Aberdeen Scotland will soon have the world’s largest fleet of hydrogen-powered buses. A fleet of double-decker hydrogen buses arrived in Aberdeen last week. Aberdeen is the centre for the British petroleum industry.
The 15 buses are made by Wrightbus Ltd., a Northern Irish firm . According to a company posting, Wrightbus hydrogen fuel cell technology encompasses hydrogen tanks and a battery pack to power both single deck and double deck vehicles. The combination of the battery pack and the hydrogen powered fuel cell makes the continuous operation of a fully zero emission double deck bus feasible.
Two key elements of the design are the lightweight hydrogen storage tanks, and the automatic battery management system which continuously monitors and balances the stored power whilst the vehicle is in service.
The company says the buses are reliable with no emissions, all Wrightbus hydrogen fuel cell vehicles will feature an electric drive axle packaged to allow a full flat floor throughout the bus, a zero emission heating system and the ability for overnight charging.

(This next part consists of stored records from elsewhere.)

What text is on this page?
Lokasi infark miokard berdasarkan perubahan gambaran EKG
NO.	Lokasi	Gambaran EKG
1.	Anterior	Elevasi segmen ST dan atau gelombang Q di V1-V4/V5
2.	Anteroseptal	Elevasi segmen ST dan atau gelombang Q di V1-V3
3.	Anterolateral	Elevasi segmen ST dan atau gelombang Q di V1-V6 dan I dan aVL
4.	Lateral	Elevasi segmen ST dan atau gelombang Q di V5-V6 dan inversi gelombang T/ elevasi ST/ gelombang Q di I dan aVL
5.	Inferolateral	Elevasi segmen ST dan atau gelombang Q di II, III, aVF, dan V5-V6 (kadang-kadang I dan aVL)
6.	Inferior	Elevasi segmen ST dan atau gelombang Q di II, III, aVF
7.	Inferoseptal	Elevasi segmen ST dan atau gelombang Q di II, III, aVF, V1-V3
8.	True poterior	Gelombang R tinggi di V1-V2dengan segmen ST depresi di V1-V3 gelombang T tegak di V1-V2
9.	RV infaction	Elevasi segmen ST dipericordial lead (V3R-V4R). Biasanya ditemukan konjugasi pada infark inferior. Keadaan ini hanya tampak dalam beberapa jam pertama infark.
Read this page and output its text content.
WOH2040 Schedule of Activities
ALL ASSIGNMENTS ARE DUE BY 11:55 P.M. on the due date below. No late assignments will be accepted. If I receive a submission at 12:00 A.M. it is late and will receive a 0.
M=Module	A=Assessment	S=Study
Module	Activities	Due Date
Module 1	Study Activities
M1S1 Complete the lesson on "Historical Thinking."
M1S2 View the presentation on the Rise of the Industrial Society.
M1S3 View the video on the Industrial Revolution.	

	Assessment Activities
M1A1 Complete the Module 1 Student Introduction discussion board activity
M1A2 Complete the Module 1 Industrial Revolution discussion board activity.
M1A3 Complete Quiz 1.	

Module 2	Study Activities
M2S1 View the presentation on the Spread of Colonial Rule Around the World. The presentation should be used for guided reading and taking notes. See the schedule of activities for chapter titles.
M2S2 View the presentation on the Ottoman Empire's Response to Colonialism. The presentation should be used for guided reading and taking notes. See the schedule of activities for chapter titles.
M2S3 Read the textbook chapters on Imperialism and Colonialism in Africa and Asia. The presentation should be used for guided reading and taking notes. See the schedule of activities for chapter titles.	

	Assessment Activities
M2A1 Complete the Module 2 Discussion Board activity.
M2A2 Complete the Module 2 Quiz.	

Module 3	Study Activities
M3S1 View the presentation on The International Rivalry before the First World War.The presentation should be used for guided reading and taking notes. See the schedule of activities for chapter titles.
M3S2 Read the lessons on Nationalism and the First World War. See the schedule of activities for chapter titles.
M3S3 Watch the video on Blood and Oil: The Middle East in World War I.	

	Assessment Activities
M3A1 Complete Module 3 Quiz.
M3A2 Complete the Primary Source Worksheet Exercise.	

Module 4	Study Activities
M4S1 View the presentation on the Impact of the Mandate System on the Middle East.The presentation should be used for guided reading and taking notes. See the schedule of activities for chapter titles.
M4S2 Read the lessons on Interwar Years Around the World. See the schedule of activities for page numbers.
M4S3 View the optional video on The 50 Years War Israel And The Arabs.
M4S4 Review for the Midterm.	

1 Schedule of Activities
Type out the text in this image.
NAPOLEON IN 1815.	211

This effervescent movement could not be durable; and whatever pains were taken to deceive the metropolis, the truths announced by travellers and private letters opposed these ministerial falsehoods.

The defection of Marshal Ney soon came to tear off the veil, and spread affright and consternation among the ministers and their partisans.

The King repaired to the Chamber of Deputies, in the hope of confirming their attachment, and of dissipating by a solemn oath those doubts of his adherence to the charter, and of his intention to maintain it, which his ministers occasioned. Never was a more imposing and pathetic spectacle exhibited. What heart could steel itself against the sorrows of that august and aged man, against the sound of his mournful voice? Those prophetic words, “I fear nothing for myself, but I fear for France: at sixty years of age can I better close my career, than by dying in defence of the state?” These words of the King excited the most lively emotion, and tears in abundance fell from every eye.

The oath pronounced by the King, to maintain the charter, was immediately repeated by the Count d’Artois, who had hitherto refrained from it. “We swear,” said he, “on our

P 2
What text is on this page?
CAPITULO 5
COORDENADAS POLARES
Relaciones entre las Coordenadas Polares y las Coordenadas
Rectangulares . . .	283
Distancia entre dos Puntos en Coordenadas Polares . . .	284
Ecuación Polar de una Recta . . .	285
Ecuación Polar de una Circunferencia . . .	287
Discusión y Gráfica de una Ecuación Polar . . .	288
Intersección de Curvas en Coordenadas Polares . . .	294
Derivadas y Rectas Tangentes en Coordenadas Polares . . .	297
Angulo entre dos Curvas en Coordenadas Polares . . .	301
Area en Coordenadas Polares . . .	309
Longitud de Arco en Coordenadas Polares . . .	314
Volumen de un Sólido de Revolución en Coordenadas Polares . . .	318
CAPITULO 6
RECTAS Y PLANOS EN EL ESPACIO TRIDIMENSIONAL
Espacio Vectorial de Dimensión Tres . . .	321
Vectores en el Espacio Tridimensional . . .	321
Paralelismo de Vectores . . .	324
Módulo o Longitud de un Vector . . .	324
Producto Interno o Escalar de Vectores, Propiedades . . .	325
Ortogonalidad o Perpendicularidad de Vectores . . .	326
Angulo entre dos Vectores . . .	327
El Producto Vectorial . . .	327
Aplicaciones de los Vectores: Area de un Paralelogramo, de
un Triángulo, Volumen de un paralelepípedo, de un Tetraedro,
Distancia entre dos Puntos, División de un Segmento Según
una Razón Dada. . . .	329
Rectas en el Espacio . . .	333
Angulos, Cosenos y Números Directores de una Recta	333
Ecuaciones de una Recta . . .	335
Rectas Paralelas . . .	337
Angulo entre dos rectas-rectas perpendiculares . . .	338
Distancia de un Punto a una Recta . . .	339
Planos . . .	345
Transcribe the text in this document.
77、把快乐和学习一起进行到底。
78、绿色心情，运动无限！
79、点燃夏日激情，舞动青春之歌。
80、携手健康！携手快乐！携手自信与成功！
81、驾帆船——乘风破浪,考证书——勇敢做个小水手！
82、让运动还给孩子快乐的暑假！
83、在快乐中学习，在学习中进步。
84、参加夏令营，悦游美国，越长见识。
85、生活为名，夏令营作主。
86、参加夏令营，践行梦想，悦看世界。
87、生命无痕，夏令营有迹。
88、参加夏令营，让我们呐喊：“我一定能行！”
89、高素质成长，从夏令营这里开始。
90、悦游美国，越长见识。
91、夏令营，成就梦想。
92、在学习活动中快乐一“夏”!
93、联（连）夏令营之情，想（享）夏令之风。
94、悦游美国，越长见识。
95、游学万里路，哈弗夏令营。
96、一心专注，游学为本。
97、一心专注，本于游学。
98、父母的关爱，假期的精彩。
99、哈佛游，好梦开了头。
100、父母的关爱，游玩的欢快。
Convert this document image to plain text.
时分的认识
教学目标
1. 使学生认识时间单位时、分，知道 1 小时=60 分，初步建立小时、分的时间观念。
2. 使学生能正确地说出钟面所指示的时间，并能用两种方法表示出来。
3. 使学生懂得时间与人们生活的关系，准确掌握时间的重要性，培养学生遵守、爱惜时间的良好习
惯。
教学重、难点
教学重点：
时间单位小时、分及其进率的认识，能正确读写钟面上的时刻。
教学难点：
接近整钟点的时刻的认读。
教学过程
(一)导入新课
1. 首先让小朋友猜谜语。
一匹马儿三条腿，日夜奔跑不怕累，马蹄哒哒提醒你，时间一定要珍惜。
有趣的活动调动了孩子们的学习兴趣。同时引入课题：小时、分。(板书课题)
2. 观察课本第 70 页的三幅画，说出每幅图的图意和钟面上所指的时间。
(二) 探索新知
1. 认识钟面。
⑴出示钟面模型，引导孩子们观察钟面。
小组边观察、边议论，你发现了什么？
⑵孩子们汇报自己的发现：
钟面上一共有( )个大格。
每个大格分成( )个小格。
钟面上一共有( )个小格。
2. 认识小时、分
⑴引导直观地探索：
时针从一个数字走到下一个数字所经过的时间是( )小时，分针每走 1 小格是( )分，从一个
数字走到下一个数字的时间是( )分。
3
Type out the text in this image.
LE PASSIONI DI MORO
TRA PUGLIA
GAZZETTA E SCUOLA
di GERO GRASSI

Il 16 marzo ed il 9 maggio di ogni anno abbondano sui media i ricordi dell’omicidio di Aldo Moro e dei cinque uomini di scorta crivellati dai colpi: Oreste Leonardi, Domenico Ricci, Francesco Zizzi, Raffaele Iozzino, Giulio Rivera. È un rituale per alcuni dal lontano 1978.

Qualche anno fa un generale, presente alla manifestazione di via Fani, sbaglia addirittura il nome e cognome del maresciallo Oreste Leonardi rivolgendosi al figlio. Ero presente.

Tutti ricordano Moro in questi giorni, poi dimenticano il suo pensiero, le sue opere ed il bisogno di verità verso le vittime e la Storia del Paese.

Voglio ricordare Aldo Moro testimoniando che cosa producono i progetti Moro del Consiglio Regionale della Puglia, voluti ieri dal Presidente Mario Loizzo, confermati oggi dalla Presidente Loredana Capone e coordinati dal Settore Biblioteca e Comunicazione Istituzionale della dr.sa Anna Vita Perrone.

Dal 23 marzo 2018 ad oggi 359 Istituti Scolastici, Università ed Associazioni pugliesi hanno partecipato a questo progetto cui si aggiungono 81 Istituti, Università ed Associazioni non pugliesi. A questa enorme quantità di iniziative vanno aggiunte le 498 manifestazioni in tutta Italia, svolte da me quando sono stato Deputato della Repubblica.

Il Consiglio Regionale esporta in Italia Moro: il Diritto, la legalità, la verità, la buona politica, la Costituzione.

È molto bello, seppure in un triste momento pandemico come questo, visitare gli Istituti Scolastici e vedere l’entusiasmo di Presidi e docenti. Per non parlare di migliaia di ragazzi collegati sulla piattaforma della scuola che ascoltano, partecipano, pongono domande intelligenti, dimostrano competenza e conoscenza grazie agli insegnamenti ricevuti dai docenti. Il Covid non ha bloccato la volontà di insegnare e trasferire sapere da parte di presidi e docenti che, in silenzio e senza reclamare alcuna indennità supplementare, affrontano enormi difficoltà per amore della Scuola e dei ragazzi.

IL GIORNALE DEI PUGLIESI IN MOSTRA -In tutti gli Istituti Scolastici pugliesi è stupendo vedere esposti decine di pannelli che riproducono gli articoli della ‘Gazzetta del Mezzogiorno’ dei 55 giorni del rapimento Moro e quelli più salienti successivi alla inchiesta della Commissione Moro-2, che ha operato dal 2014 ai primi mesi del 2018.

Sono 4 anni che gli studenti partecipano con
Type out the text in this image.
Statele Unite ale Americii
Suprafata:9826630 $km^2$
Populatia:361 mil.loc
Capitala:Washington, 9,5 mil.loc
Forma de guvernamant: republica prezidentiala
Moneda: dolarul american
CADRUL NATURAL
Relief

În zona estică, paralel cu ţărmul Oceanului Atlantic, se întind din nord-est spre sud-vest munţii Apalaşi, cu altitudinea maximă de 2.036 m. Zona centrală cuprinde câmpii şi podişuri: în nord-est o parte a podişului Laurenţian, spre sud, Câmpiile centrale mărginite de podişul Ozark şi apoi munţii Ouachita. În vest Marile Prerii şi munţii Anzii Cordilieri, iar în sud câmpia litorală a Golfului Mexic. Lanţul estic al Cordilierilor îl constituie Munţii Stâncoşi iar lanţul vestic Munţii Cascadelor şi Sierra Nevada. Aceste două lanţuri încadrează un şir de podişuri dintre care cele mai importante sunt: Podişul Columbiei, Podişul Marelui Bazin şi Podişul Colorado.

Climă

Britain has stated it wants to be at the forefront of the hydrogen industry, and the government says it will outline its strategy for the sector next year as well as present a plan to create a hydrogen transport hub. The fuel is seen as key to slashing harmful emissions in everything from industry to transport and heating homes.
Hydrogen is already making progress in public transport. Last week the first hydrogen-powered trains were trialled in Britain. They could be carrying passengers by 2022. Buses are ready today, and the cost of running them will come down, according to Bamford, who has been in the business for 15 years.
“We can fill it up at the same cost and it has the same running costs pretty much as a diesel bus but the capital cost is twice as expensive,” a company spokesperson said in an interview. “With a bit of volume we can get the cost down to the same.”